Jonathan Caron admet que l’appui du conseiller dramaturgique Simon Boudreault, dont la pièce As Is (Tel Quel) a envahit les planches du Théâtre Jean-Duceppe l’automne dernier, a été extrêmement formateur. « Quand on a commencé à écrire, on s’est rapidement rendu compte que notre univers correspondait au sien. Dans ses œuvres, Simon aborde beaucoup les interactions entre collègues de travail. Il privilégie les huis clos. Alors, on l’a approché tout naturellement. Simon nous questionnait beaucoup sur la structure dramatique puisqu’on fonctionnait par tableau (le processus d’embauche, un jour de travail, etc.). Afin de conserver l’intérêt du public, il nous a fait prendre conscience de l’importance de faire des choix . On a choisi d’aborder notre sujet sous forme d’histoire avec un début, un milieu et une fin. Cependant, on a gardé l’essence pitch de vente à laquelle nous tenions beaucoup. » « En fait, Simon ne nous a jamais imposé quoi que ce soit. Il nous posait des questions. Lorsque nous n’arrivions pas à répondre à l’une d’elles, nous discutions ensemble pour corriger le tir », précise Julie Renault, un sourire aux lèvres.
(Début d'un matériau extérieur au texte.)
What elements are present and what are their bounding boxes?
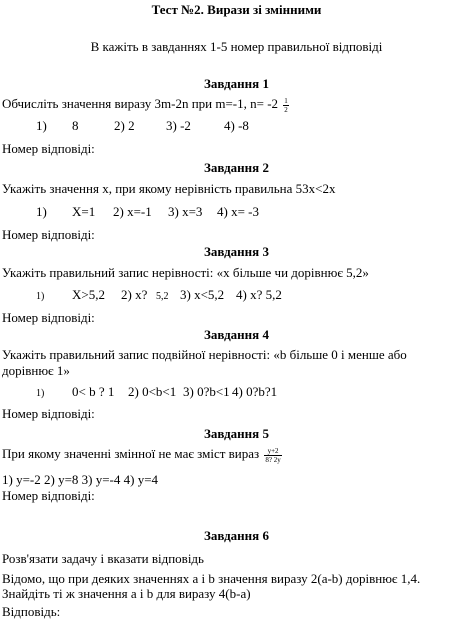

Évidemment, les auteurs savent pertinemment que Starshit ne révolutionnera pas les méthodes de procéder de ces compagnies. Ceci dit, si la pièce peut susciter des changements de mentalité chez les spectateurs, leur mission sera pleinement réussie. « C’est sûr qu’on ne fermera aucun Starbucks! Par contre, on peut éveiller et sensibiliser les gens. Selon moi, le public est capable d’en prendre. L’important, c’est d’arriver avec une proposition audacieuse et engagée. En même temps, je suis conscient du paradoxe que j’incarne. Je dénonce Starbucks mais j’y vais quand même! Il faut accorder à ces compagnies qu’elles ont bien compris la game. Elles sont situées à tous les coins de rue! Lorsque nous sommes pressés, le choix ne se pose même plus hélas… Par contre, lorsque je passe devant un établissement de ce type, je me demande de plus en plus si j’ai vraiment besoin d’aller à cet endroit pour avoir un café. J’essaie le plus possible d’encourager les entreprises locales », soutient Jonathan. « C’est sûr qu’on ne peut pas changer les choses. Par contre, j’aimerais que des employés travaillant pour ces compagnies-là assistent à une représentation de la pièce afin qu’ils prennent conscience de leur rôle et de leur valeur en tant qu’être humain. L’emploi doit demeurer un emploi, et non devenir un mode de vie », conclut Julie Renault.